The Villages is a surreal place. It’s like a sprawling residential Disney with faux old bridges and buildings; an idyllic center of insulated white privilege. The Orlando Sentinel describes it thus:

Even the history here has a make-believe comfortable feel. A historical marker outside a grand old porticoed building identifies it as the former Grand Hotel, dating its history to 1855. But an employee of the real estate office there whispers, “Don’t believe everything you read. This was a vacant field seven years ago.”

The retirees tool around in golf carts and gather in the Town Square replica at four o’clock each afternoon for dancing and two-for-one cocktails. As I sat under a tree waiting for the festivities to begin, I struck up a conversation with the mom of the 14-year-old who was there to sing the national anthem. A Scott supporter, she compared the setting to the carefully constructed world in the movie The Truman Show. “He lived his whole life in that world,” she said (probably not realizing what she was saying), “and then you find out it’s not real.”

While Scott’s budget has been criticized for eviscerating public education, the bandstand (in a direct line of sight from the television cameras and behind the spot where the governor would sign the bill) was festooned with a banner that read, “Less Waste More Education.” At the very last minute two school buses pulled up and the bandstand was filled with students from The Villages Charter School. The governor’s staffers handed the students signs that read, “No to Earmarks” and “Thank You Governor Scott” that were designed to appear handmade.
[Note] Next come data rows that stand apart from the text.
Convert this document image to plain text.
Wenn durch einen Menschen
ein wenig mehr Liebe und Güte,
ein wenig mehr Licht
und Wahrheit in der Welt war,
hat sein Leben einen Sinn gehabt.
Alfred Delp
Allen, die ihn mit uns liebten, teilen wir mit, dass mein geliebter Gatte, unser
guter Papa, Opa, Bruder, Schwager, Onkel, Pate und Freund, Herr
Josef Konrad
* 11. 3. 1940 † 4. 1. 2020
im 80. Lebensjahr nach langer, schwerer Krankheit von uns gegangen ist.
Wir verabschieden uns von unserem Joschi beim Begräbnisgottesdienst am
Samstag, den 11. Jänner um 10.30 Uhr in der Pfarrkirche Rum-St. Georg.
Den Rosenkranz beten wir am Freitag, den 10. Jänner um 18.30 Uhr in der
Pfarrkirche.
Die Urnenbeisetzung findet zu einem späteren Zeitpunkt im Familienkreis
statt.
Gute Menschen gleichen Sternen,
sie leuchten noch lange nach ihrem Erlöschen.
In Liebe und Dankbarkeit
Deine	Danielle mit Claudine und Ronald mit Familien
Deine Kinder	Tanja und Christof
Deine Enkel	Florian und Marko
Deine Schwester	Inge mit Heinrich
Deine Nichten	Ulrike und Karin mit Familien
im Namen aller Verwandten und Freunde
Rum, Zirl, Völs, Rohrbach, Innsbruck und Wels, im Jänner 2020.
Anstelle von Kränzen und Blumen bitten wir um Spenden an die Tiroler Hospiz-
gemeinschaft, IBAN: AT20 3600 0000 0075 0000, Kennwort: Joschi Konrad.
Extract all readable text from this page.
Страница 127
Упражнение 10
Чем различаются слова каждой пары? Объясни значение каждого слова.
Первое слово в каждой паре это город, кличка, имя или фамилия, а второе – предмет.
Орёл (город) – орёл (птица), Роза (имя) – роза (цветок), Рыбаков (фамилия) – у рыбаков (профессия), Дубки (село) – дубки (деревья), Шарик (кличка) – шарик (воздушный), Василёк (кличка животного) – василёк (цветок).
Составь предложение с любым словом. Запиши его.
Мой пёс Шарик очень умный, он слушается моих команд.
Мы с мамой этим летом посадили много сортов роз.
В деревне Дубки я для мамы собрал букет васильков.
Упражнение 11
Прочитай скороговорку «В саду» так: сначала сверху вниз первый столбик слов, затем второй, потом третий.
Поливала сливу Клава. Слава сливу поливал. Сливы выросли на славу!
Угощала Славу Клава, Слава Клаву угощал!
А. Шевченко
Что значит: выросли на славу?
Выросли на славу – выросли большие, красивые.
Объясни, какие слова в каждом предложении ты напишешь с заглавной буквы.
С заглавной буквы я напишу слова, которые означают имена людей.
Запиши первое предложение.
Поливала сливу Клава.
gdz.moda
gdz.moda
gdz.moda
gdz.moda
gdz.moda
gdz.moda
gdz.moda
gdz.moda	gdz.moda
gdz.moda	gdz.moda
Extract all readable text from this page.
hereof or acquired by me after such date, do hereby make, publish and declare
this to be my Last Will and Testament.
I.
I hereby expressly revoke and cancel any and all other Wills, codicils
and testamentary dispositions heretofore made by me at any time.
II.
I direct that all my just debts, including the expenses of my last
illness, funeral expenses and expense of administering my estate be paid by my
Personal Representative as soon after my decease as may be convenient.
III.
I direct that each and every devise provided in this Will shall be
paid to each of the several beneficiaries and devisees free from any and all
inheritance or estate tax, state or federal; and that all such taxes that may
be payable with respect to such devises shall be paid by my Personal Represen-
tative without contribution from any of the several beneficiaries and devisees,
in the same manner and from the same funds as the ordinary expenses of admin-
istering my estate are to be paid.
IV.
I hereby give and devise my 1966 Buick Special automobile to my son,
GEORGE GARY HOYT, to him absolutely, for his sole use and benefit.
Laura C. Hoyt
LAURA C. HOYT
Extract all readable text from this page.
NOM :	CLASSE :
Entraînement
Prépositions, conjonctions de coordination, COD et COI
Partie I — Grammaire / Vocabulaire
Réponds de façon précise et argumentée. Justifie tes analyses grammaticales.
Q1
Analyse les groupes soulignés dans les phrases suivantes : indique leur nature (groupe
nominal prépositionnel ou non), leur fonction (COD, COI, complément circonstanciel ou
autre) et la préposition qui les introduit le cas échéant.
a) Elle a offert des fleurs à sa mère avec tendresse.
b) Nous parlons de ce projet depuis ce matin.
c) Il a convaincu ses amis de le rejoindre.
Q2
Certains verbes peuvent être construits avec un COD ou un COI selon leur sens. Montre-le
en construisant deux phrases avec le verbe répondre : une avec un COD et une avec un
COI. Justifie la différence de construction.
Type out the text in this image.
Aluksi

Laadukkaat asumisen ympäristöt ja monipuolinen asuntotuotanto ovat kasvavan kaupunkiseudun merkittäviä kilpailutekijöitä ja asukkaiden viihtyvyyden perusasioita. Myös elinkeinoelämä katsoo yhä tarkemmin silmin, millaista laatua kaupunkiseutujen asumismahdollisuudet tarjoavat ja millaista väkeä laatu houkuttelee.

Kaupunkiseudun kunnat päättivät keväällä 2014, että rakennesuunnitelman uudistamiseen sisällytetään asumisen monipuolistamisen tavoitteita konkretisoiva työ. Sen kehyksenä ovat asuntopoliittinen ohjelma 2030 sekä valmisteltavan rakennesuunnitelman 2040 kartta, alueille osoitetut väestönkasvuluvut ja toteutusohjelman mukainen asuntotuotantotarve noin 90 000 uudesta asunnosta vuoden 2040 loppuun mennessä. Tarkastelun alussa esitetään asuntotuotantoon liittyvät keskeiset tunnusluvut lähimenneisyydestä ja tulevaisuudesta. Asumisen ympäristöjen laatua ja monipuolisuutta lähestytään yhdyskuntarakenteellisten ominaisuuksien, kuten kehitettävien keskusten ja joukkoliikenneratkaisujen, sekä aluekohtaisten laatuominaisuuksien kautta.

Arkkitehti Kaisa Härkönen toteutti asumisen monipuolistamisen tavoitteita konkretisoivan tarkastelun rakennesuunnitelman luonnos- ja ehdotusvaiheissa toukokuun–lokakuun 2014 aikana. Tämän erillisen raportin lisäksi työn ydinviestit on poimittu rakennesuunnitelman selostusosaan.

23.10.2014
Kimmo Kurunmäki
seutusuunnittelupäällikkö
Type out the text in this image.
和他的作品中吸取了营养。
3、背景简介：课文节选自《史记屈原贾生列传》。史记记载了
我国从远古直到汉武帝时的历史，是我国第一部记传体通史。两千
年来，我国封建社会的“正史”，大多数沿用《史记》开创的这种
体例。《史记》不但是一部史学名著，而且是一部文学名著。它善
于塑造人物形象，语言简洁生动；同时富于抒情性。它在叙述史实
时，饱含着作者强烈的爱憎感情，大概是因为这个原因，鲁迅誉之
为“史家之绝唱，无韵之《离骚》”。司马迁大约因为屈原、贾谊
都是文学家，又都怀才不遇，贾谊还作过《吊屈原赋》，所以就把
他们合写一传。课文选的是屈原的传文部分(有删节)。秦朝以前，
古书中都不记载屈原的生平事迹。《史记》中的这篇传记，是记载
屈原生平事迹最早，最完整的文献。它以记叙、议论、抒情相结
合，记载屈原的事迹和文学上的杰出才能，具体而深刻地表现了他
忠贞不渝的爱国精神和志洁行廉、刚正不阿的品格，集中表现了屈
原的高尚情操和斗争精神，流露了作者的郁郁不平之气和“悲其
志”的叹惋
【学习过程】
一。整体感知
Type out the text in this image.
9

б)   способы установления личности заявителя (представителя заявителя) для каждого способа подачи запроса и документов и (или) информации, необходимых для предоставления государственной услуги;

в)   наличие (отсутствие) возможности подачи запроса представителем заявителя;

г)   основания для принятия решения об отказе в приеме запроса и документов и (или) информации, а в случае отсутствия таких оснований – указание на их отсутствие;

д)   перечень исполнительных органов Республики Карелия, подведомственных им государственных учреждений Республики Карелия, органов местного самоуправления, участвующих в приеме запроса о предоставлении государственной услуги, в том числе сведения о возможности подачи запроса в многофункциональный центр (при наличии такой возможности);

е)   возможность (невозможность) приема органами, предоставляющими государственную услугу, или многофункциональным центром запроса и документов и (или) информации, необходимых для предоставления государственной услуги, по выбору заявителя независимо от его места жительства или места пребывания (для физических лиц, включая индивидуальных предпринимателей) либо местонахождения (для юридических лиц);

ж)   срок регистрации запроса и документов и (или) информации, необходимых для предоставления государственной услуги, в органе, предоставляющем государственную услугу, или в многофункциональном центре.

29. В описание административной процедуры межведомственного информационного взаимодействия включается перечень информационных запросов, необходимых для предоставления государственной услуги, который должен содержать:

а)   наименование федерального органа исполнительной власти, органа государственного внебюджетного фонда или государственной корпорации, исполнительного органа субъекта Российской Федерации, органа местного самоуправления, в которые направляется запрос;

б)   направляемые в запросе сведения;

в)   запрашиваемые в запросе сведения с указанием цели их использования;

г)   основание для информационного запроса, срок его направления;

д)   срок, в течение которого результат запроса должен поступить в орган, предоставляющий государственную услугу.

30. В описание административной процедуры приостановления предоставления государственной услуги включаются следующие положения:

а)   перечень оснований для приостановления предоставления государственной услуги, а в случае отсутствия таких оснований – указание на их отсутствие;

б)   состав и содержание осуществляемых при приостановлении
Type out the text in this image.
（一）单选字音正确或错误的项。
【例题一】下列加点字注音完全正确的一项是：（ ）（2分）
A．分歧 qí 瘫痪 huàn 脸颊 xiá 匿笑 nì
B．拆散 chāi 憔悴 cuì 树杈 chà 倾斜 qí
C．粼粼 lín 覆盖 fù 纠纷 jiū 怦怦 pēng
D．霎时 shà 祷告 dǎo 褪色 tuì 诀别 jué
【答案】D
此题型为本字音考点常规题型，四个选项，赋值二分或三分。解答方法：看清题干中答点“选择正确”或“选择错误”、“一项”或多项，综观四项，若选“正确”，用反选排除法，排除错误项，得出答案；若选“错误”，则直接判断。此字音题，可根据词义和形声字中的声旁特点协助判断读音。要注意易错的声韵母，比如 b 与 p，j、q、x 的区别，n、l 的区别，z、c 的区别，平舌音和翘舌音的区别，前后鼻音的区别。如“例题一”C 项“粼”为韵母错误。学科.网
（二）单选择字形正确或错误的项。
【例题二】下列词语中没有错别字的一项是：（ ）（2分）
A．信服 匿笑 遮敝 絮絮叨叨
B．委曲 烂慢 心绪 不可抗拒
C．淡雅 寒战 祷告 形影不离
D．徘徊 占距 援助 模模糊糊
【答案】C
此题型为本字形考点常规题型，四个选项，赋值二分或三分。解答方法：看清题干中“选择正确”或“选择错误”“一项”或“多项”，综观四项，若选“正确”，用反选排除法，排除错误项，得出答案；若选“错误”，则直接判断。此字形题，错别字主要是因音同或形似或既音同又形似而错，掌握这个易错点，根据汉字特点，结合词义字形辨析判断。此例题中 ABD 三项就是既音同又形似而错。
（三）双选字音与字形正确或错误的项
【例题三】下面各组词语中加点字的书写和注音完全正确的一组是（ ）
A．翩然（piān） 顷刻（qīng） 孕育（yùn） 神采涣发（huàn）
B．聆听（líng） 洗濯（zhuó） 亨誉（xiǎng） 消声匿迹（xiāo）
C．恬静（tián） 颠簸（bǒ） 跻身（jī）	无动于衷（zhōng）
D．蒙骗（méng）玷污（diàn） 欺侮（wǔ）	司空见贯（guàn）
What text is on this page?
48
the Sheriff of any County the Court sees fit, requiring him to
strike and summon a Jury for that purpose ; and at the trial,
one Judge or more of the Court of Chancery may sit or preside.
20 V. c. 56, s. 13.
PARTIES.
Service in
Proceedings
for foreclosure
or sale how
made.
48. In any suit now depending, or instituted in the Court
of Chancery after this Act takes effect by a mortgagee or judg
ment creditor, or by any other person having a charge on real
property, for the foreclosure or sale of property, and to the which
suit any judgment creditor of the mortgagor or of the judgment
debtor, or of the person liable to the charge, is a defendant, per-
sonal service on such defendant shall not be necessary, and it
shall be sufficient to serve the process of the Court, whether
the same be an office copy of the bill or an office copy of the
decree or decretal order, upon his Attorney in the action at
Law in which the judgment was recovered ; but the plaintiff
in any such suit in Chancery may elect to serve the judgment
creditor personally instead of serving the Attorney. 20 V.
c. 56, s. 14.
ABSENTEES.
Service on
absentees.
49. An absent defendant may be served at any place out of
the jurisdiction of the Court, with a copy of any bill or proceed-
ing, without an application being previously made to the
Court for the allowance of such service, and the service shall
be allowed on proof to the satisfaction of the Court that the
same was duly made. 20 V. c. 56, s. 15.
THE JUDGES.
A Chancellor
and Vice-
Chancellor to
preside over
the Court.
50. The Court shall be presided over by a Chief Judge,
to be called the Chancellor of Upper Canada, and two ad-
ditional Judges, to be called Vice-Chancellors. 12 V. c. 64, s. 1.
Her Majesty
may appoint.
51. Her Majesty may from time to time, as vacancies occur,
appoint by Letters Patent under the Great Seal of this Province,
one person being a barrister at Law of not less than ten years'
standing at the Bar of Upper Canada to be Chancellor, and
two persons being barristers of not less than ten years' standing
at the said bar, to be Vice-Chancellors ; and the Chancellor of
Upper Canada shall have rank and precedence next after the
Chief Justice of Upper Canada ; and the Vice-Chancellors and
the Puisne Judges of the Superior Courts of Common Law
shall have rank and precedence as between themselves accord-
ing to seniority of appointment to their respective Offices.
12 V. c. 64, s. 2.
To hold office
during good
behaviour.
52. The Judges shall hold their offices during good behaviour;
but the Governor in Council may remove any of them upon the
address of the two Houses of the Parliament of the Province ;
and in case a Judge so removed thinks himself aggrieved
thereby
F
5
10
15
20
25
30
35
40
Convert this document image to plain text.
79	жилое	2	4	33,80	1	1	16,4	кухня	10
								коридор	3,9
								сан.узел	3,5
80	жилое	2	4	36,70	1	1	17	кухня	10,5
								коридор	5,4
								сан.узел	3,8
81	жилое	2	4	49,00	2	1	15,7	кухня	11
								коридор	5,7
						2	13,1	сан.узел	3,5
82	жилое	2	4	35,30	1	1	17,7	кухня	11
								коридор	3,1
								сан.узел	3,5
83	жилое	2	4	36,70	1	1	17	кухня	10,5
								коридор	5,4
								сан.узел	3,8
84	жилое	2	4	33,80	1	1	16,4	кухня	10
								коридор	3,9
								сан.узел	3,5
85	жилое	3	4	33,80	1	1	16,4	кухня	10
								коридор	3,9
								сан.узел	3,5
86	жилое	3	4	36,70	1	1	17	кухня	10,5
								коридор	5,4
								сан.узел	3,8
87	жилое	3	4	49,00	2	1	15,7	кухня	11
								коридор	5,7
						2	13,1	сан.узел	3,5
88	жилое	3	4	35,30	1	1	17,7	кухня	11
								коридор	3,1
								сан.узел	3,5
When the mayor of The Villages opened the ceremony and welcomed everyone saying, “the signing of the budget is an exercise in representative democracy and we’re happy to have it right here in The Villages,” he apparently didn’t know that about twenty members of the Villages Democratic Party wearing T-shirts that read, “vote Democratic” had been forced to leave the event. One of the sherriff’s deputies officially charged with escorting them out of the Town Square told me that the signing was a private event, that the Square had been “leased” and that the “protesters” (they weren’t really protesting) would have to go to the “protest area,” which was behind the bandstand and across the street.

The many Floridians that will be hurt by Scott’s budget were excluded from the event. A representative of the Guardian at Litem program told me, “We were one of the few programs that didn’t get cut.” But the folks from Kid Central, a nonprofit that coordinates care for children in child protective services that Scott’s budget drastically cut, were forced out-of-site, across the street into the “protest zone.”

But the tea party turnout for the event was not impressive, even though some Scott supporters seemed to believe that God’s hand was at work. But with all the empty seats, Scott would have looked better letting those “protesters” fill the empty seats.